In their November 21 workshop presentation at Perkins in Winter Park, Dan Voss and Bethany Aguad led attendees through an ethical thicket and shared the cultural customs and ethical principles that must be weighed before the best approach is apparent.
No kidding, folks, this stuff is hard!
Dan and Bethany guided the discussion based on a hierarchical process model that gives different weights to the many considerations in each example. There’s a lot to consider, and even if you master the multiple levels of ethical considerations, it doesn’t mean the answer is ever obvious. The model was first intended to quantify the value analysis process by assigning numerical values to ethical values, arithmetically weighting them to allow for the interests of the various stakeholders (as well as their ability to influence the outcome), and using a formula to compute an “ethics quotient” in each case. It just can’t be done easily in real time. But our participant discussions led to good decisions.

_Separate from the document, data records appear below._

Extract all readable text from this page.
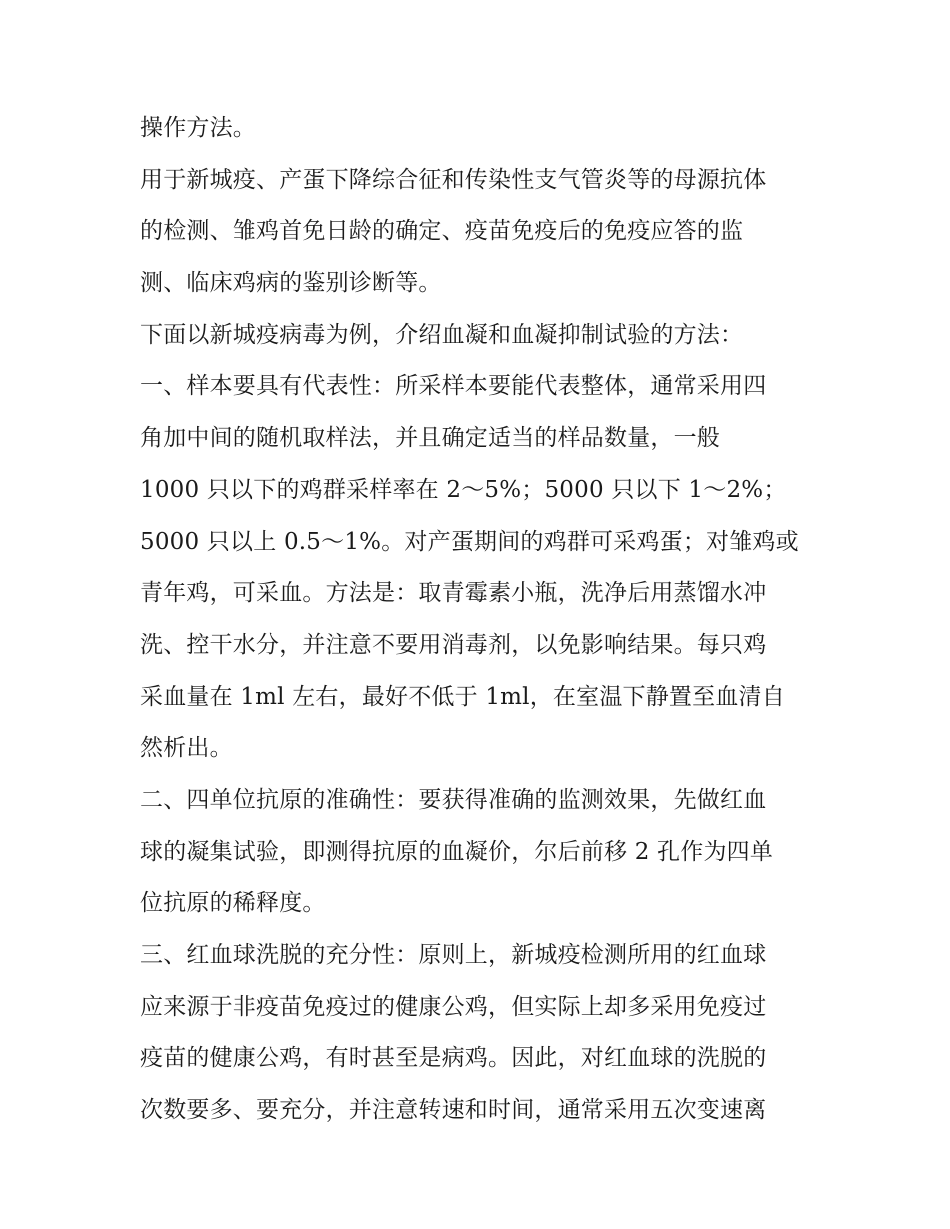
操作方法。
用于新城疫、产蛋下降综合征和传染性支气管炎等的母源抗体
的检测、雏鸡首免日龄的确定、疫苗免疫后的免疫应答的监
测、临床鸡病的鉴别诊断等。
下面以新城疫病毒为例，介绍血凝和血凝抑制试验的方法：
一、样本要具有代表性：所采样本要能代表整体，通常采用四
角加中间的随机取样法，并且确定适当的样品数量，一般
1000 只以下的鸡群采样率在 2～5%；5000 只以下 1～2%；
5000 只以上 0.5～1%。对产蛋期间的鸡群可采鸡蛋；对雏鸡或
青年鸡，可采血。方法是：取青霉素小瓶，洗净后用蒸馏水冲
洗、控干水分，并注意不要用消毒剂，以免影响结果。每只鸡
采血量在 1ml 左右，最好不低于 1ml，在室温下静置至血清自
然析出。
二、四单位抗原的准确性：要获得准确的监测效果，先做红血
球的凝集试验，即测得抗原的血凝价，尔后前移 2 孔作为四单
位抗原的稀释度。
三、红血球洗脱的充分性：原则上，新城疫检测所用的红血球
应来源于非疫苗免疫过的健康公鸡，但实际上却多采用免疫过
疫苗的健康公鸡，有时甚至是病鸡。因此，对红血球的洗脱的
次数要多、要充分，并注意转速和时间，通常采用五次变速离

We examined four workshop cases using six value models to identify the values and interests of the stakeholders and highlight which ones were in conflict. If you can find potential actions that resolve the conflict in favor of the higher or more central values, you can obtain the greatest good or do the least harm.

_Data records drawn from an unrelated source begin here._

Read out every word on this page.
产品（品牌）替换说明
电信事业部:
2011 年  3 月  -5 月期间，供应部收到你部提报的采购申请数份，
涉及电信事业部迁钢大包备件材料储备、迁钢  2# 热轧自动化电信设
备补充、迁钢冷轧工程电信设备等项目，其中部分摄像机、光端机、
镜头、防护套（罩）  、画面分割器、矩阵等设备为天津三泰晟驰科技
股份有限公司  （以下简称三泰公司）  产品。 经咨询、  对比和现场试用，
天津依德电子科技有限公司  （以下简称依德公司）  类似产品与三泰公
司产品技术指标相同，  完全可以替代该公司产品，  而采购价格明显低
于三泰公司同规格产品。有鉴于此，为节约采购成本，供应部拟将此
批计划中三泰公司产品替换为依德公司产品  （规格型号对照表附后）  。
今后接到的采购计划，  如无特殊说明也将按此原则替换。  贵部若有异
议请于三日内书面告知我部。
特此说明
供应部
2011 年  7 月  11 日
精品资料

Except that there are more considerations to weigh. Another tier represents an intercultural “filter” that acknowledges cross-cultural differences in values and priorities. These are national, religious, and ethnic considerations.
The final tier of filters projects the likely outcome for each alternative solution. As in physics, every action has an equal and opposite reaction, so every decision has less visible consequences. Sometimes choosing the highest or most central ethical values form a path that has severe negative consequences, just as the war graves in Arlington National Cemetery attest to the reality that “freedom isn’t free.” On the other hand, the fuzzier ethical path and slippery slope of situational ethics (making the rules up to serve personal interests) can be very tempting because it leads to positive personal outcomes rather than being penalized for doing what is right.
Somehow, between right and wrong lies a best option for the murky situations that lie in our professional path. If you attended the November workshop, you at least will be up the creek WITH a paddle.